The film career of Frank Sinatra spanned several decades, between the 1940s and the 1960s. Sinatra starred in movies from 1944 up until the 1980s.
==1940s==
Sinatra tried to break into Hollywood in the early 1940s, and spent much time watching directors and actors in action. He said of it: "I went around to all the different sets in the studio, and watched different people work, all the veterans. I'd stand up on a ladder way in the back and pick up pointers from these people.I still have never been to a dramatic coach, I suppose I should have. I almost regret I didn't". Sinatra made his film debut in 1941, performing in an uncredited sequence in ''Las Vegas Nights'', singing "I'll Never Smile Again" with Tommy Dorsey's The Pied Pipers. He received his first credit for singing "The Last Call for Love", "Poor You" and "Moonlight Bay" in Edward Buzzell's ''Ship Ahoy'' the following year, which starred Red Skelton and Eleanor Powell. In 1943 he had a cameo role along with the likes of Duke Ellington and Count Basie in Charles Barton's ''Reveille with Beverly'', making a brief appearance singing "Night and Day". The following year he was given his first leading role opposite Michèle Morgan and Jack Haley in 1944 in Tim Whelan's musical film ''Higher and Higher'' for RKO Pictures, playing himself.
He again worked with Whelan in another musical of that year, ''Step Lively'', co-starring George Murphy and Adolphe Menjou.
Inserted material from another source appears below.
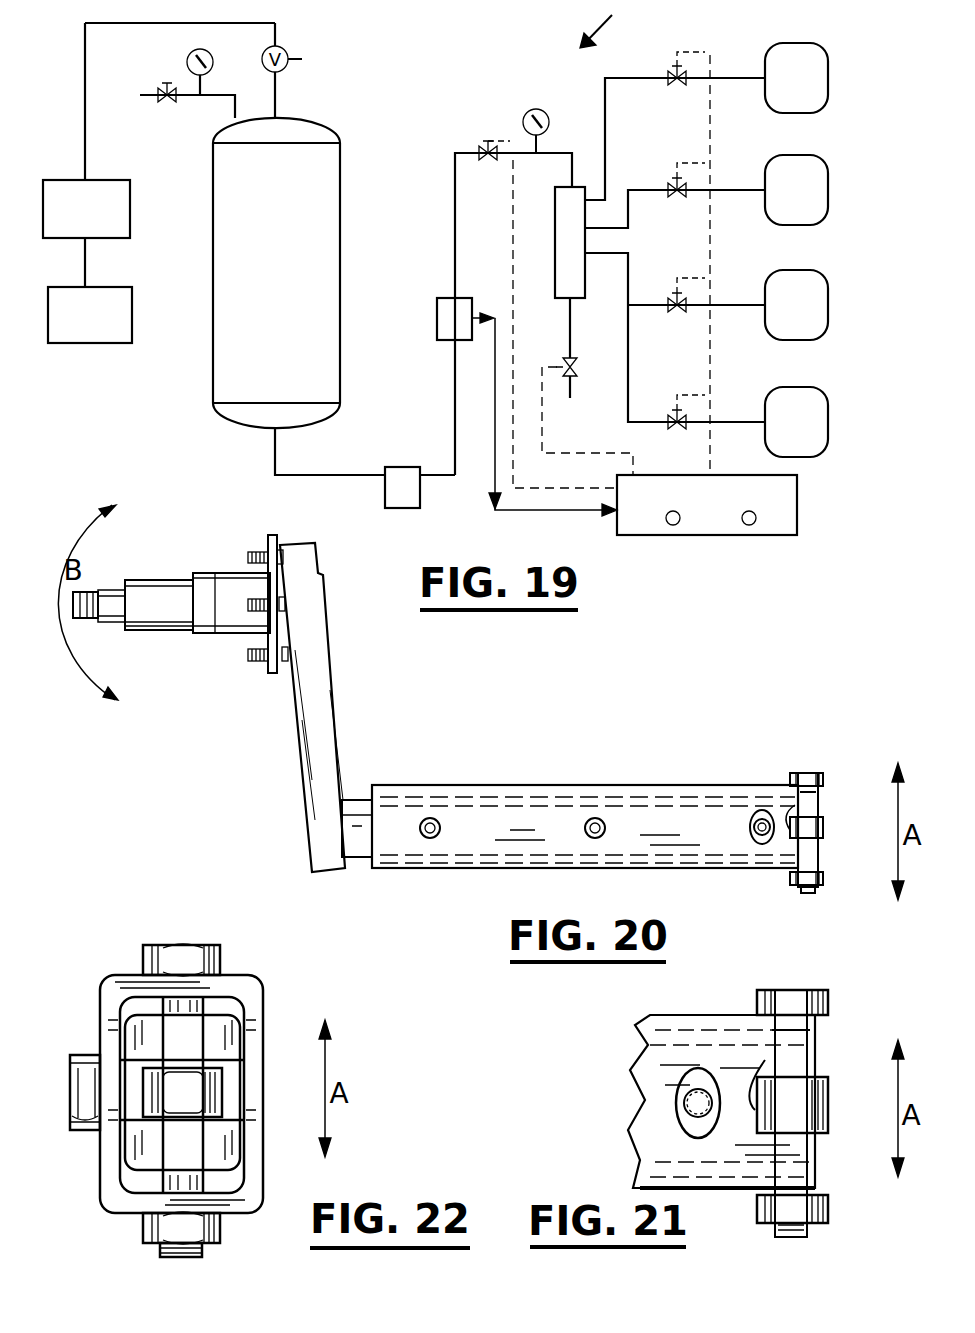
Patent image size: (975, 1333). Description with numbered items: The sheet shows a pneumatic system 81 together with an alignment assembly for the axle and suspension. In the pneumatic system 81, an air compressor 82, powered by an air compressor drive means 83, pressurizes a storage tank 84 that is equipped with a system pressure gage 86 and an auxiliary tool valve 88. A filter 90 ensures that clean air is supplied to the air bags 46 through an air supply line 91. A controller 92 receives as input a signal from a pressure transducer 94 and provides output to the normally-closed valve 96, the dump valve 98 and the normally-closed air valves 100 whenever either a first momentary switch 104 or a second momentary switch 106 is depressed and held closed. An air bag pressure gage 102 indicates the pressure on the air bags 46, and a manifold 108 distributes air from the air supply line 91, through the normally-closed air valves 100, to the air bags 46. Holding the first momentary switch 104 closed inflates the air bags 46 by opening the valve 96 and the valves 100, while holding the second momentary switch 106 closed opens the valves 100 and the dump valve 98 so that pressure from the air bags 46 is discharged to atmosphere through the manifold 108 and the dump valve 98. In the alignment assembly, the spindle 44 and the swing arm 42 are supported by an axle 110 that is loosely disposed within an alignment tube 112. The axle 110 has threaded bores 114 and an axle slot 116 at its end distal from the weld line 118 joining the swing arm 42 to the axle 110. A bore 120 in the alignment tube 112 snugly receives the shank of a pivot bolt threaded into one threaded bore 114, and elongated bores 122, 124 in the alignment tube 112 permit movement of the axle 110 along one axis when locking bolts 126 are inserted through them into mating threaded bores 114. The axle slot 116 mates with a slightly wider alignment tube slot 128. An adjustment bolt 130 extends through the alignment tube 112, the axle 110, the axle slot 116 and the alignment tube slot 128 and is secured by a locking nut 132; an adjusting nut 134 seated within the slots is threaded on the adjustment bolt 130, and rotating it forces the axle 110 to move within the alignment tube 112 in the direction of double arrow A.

Biographer Tim Knight wrote that that this was the film that Hollywood "fully unleashed 'The Voice' on the movies", giving Sinatra a role as a "sweetly naive playwright who is swept into scheming Broadway director's Gordon Miller's chaotic universe".
In 1945, Metro-Goldwyn-Mayer cast Sinatra opposite Gene Kelly and Kathryn Grayson in the Technicolor musical ''Anchors Aweigh'', in which he played a sailor on leave in Hollywood for four days. A major success, it garnered several Academy Award wins and nominations, and the song "I Fall in Love Too Easily", sung by Sinatra in the film, was nominated for the Academy Award for Best Original Song. Knight notes that while the film "drew Sinatra's young, excitable fans", it also "attracted an older audience who never would have stood in line all night just to hear him sing", making him into a "truly cross generational star". That same year, he was loaned out to RKO to star in a short film titled ''The House I Live In''. Directed by Mervyn LeRoy, this film on tolerance and racial equality earned a special Academy Award shared among Sinatra and those who brought the film to the screen, along with a special Golden Globe for "Promoting Good Will".
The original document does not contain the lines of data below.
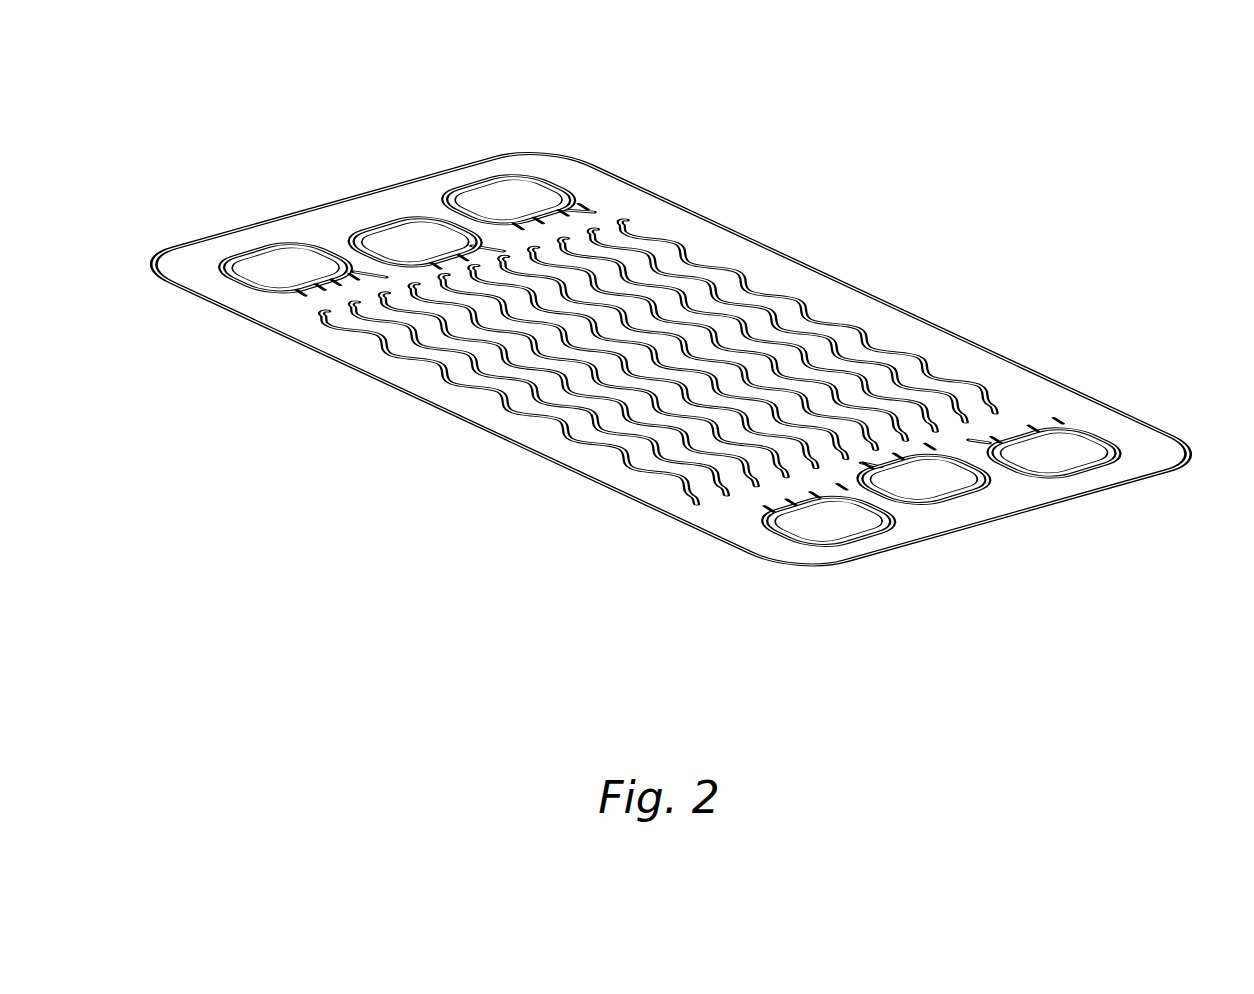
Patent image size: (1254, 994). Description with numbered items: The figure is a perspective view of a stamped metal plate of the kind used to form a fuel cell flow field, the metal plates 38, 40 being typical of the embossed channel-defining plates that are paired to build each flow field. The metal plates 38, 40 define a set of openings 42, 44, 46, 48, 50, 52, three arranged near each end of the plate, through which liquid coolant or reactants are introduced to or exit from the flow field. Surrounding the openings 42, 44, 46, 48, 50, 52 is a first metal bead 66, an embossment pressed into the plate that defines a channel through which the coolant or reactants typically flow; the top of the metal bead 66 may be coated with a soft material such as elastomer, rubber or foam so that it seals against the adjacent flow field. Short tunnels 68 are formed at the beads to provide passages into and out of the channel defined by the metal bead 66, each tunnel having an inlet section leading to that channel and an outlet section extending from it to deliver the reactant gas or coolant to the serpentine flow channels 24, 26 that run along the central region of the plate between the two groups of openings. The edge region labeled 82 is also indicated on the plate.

The flow channel 24 is at (659, 276).
The flow channel 26 is at (687, 300).
The metal plate 38 is at (955, 322).
The metal plate 40 is at (680, 363).
The opening 42 is at (517, 192).
The opening 44 is at (403, 238).
The opening 46 is at (277, 263).
The opening 48 is at (832, 528).
The opening 50 is at (930, 472).
The opening 52 is at (1060, 450).
The first metal bead 66 is at (303, 243).
The tunnel 68 is at (763, 507).
The plate edge rim 82 is at (1058, 383).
In 1946, Sinatra returned to MGM to make ''Till the Clouds Roll By'', a Technicolor musical biopic of Jerome Kern, directed Richard Whorf, with an ensemble cast which included Robert Walker, Judy Garland, Lena Horne, June Allyson and Van Heflin. Santopietro considered the film to be the "dodo bird of MGM musicals—it moves but never flies", but noted that Sinatra had a cameo in the climax of the film, singing "Ol' Man River". The following year, he featured in another musical directed by Whorf of MGM, ''It Happened in Brooklyn'', co-starring Peter Lawford, Kathryn Grayson and Jimmy Durante. The film contains six songs written by Sammy Cahn and Jule Styne, including "The Song's Gotta Come From the Heart", in which Sinatra performed a duet with Durante. ''Variety'' noted: "Much of the lure will result from Frank Sinatra's presence in the cast. Guy's acquired the Bing Crosby knack of nonchalance, throwing away his gag lines with fine aplomb. He kids himself in a couple of hilarious sequences and does a takeoff on Jimmy Durante, with Durante aiding him, that's sockeroo."
In 1948 Sinatra appeared with Grayson in ''The Kissing Bandit'', playing a shy, Boston-bred son of a robber, who falls for the daughter of the Spanish Governor of California. The film was a financial disaster, with the studio losing over $2.5 million, making it one of the least successful musicals in MGM history. The film was also poorly received critically, and is often cited as the worst film of Sinatra's career.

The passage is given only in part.